One of the by-products of our steelmaking operations is dust. But the recent installation of dust extraction units at our plants in Vereeniging, South Africa, and Ostrava, Czech Republic, has greatly improved the air quality in the surrounding areas
Vereeniging, South Africa
Vereeniging Works is one of the company’s oldest plants and has been producing steel since 1943. The plant’s age meant its dust emissions were particularly high compared with modern steelworks. The idea of a dust extraction unit was conceived in 2006, when Arcelor merged with Mittal Steel and the new company began to take steps to mitigate the environmental impact of the Vereeniging plant.
The project involved installing a dust emission abatement unit at the electric arc furnace (EAF) in the plant’s melt shop. The system combines wet cooling (quenching) techniques and bag filter technology to reduce both primary and secondary emissions from the melt shop, the EAF and two ladle furnaces. The project included a new roof design for the ladle furnaces, allowing more efficient capture of primary fumes.
The facility was commissioned at the end of 2009 and officially opened in June 2010. The dust above the Vereeniging site has since diminished, with the dust capture rate from the melt shop activities improving by 45%.
Ostrava, Czech Republic
ArcelorMittal Ostrava installed a de-duster system at its sinter plant in 2011. The CZK1bn (US$57m) investment has cut dust emissions from Sinter Plant North from 50mg/cu m (the legal limit) to less than 20mg/cu m. The plant’s total dust emissions from sintering, an important step in the production of liquid state metal, have dropped by 270 tonnes per year. In 2012, dust emissions reached a historic low of 584 tonnes which is one third of the what the emissions were when ArcelorMittal bought the site in 2003.
The de-duster is basically a large vacuum cleaner.
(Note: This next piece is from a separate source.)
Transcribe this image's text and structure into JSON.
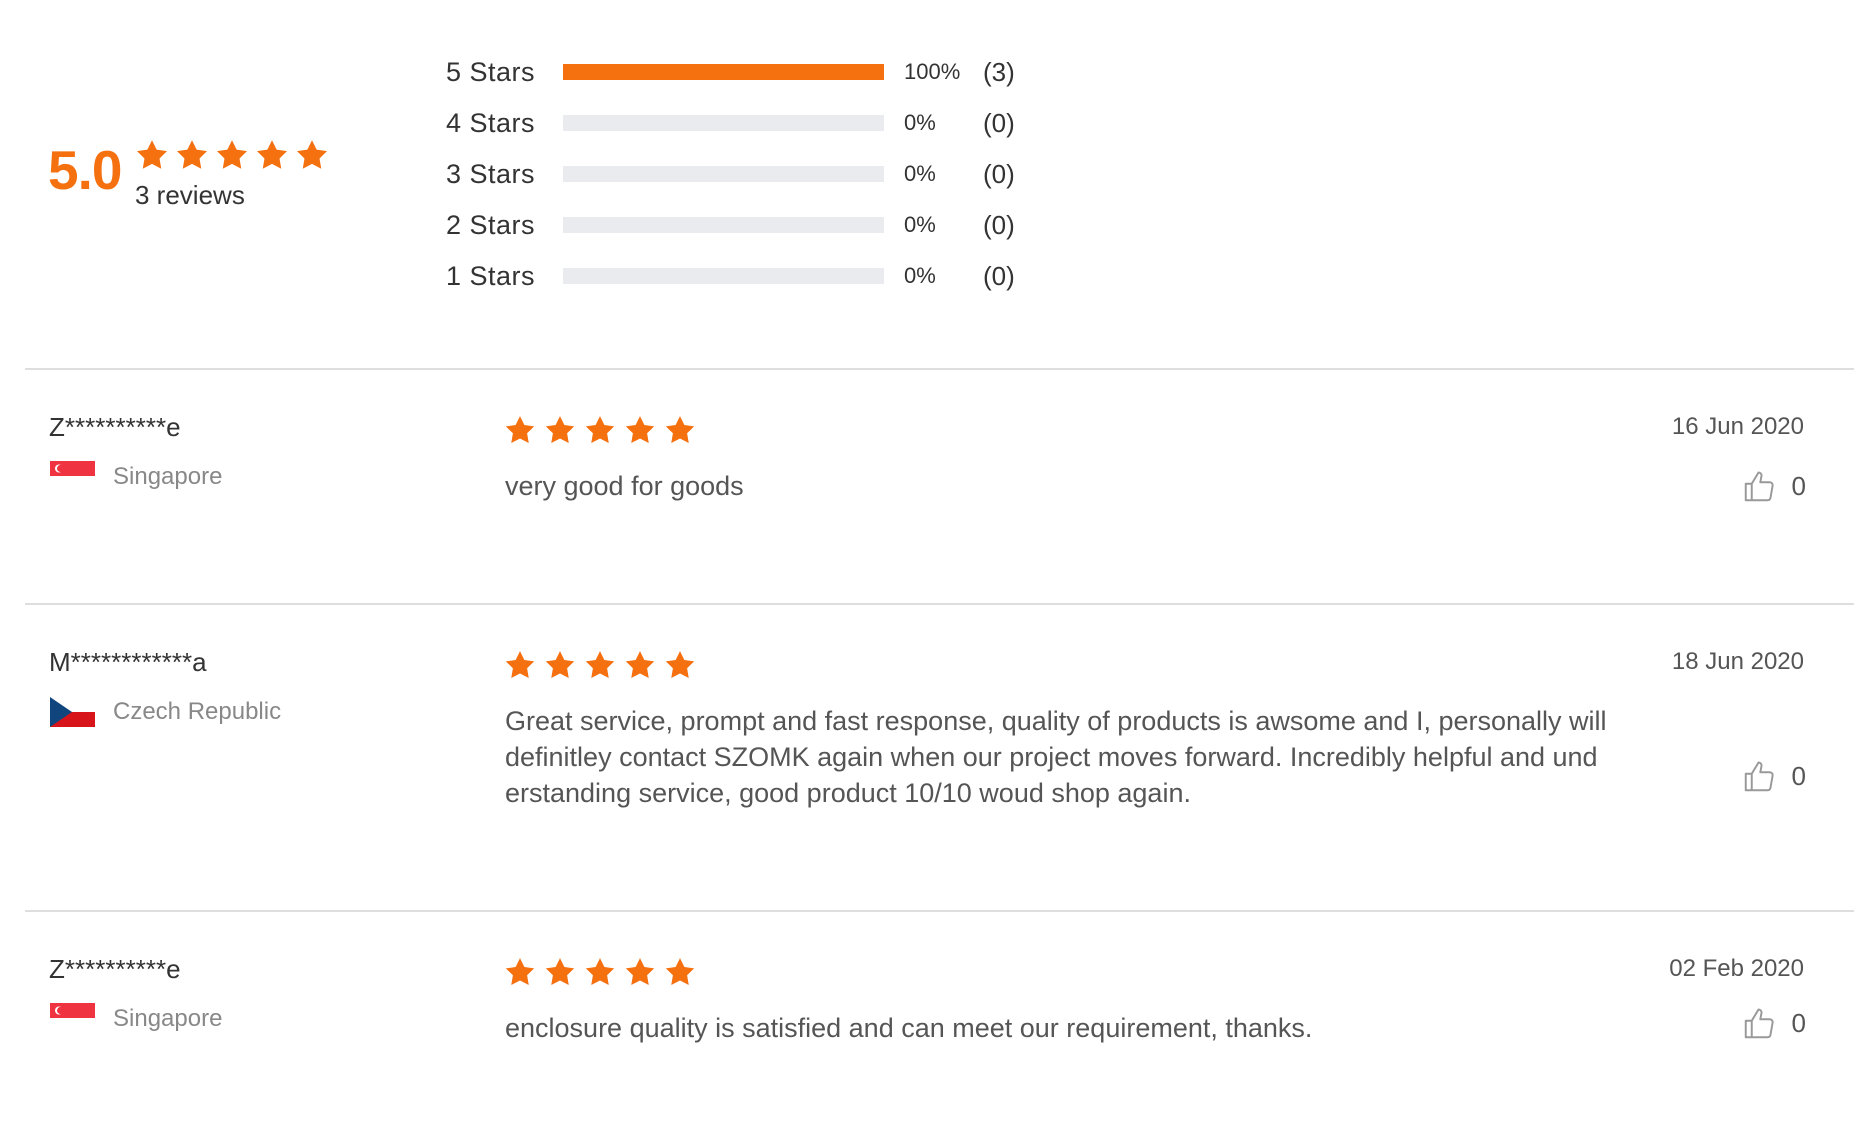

Combustion products are siphoned off from electrostatic filters onto a special textile, which catches the dust particles.
The textile filters catch 70% more dust particles than the previous electrostatic filters, and mufflers installed in the huge pipes reduce the noise generated by the 24-hour filter operation by 15%.
Only six similar de-dusters are in operation in European sinter plants. The system used at Ostrava has an added reactor that captures not only dust particles, but also up to 60% of all sulphur dioxide and dioxins.
In 2011, the project won a prize awarded by the local Chamber of Commerce under the aegis of the Czech Ministry of Environment. The jury of experts rated the project as the most significant corporate endeavour in environmental protection in the Czech Republic.
A de-dusting facility is also planned for our Zenica steel plant in Bosnia and Herzegovina.